3月3日から7日、ニューヨークの国連本部で核兵器禁止条約の 第3回締約国会議(※)が開かれました。日本からは、昨秋ノーベル平和賞を受賞した日本被団協を はじめ、たくさんのNGO団体からメンバーが参加。そのお一人が、GeNuineの徳田悠希さんです。文/やまがなおこ 写真/堂本ひまり
ジェンダーの視点で見るとは?
「今回、本会議と国連軍縮研究所が主催する関連イベントと、2回発言の機会をいただいたんですが、日本の若者団体による、ジェンダーの視点で核被害を捉え直す提言を歓迎する雰囲気に励まされました。実は本会議の予定が急に変更になって、手直ししていた原稿を音読練習もしないで英語でスピーチしたんです。ほんとうに焦りました」 GeNuineは、2023年に徳田さんが友人たちと作った団体です。ジェンダーという社会的・文化的な性差や役割に着目することで、核の問題をより普遍的に、また自分自身にひきつけて理解し、より安全で平和な社会を築くことをめざしています。 会議には、原爆の被害者や支援者、研究者などにインタビューし1年かけてまとめあげた文書を提出。原爆の被害は健康被害だけでなく、経済的打撃や社会的なスティグマなど幅広いものであり、家父長制が根強い日本で多くの女性たちが男性とは異なる困窮や差別にさらされてきたこと、これからの被爆者支援には、意思決定の場から排除されてきた女性や先住民等をも包摂することなどを訴えました。

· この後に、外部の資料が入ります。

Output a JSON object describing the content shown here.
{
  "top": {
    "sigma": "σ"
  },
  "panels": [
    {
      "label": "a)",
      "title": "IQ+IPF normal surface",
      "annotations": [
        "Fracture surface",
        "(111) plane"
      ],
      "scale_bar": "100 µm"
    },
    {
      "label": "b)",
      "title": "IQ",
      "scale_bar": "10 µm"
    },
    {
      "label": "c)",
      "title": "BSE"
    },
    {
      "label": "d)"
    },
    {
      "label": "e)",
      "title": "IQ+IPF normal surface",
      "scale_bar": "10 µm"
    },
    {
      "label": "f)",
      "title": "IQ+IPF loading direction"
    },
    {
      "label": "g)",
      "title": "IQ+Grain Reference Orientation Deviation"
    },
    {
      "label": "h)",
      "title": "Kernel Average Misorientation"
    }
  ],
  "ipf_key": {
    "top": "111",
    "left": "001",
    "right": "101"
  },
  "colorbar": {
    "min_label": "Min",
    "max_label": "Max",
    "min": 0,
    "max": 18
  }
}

市民の立場から核兵器禁止条約第3回締約国会議で発言 (写真提供/GeNuine)
「被爆者の方々が原爆の非人道性を訴えてきたことには大きな意義がありました。でも、核兵器は一瞬にして何十万人もの人の命を奪うから非人道的というのが国際的な捉え方で、これは被害を矮小化していると思うんです。男らしさや強さと結びついて核開発が行われてきたことや、性によって被爆後の困難がどう違うかを分析することで、核兵器の問題をより深く、またジェンダー不平等に直面する若い世代にも訴えることができると感じています」 文献を調べたりインタビューをしたりするなかで、被害の証言は原爆が広島に投下された8月6日、長崎に投下された9日の出来事に集中し、辛くも生き延びたあとのことは、まだまだ言語化されていないと改めて気づかされたといいます。GeNuineでは引き続き調査に取り組むことにしています。
被爆者になるかもしれない未来
ところで、東京出身の徳田さんが核兵器の問題に出会ったのは、中学3年の修学旅行で広島を訪れ、被爆者の証言を聞いたときでした。「そもそも何かの当事者という人のお話を聞いたのが初めてで、どうしてそんなつらい体験を話してくれるのか、そのこと自体にとても衝撃を受けました」。 原爆がもたらした甚大な被害。核兵器の廃絶を訴えるシンボルとして原爆ドームは世界文化遺産に登録され、広島には海外からも観光客が訪れる。にもかかわらず、世界には1万2000発もの核弾頭がある。この時代に生きるということは、みなさんも被爆者になる未来があるかもしれない……。その言葉は徳田さんの胸に響き、でもどうすれば?という悩みとして残りました。 「広島や長崎だと原爆は身近な問題かもしれないのですが、何かしたいと探しても、東京ではなかなかこれという活動に出会えなくて」、高校生のときは国際協力活動などに参加していました。そんな2017年、国連で核兵器禁止条約が採択。核兵器のない世界をつくるために世界中の人々が活動している、でも自分は核問題に取り組めていない。「希望を感じる一方でそのコントラストも強かった」という徳田さんは、大学入学後に、KNOW NUKES TOKYOという若者団体に出会いました。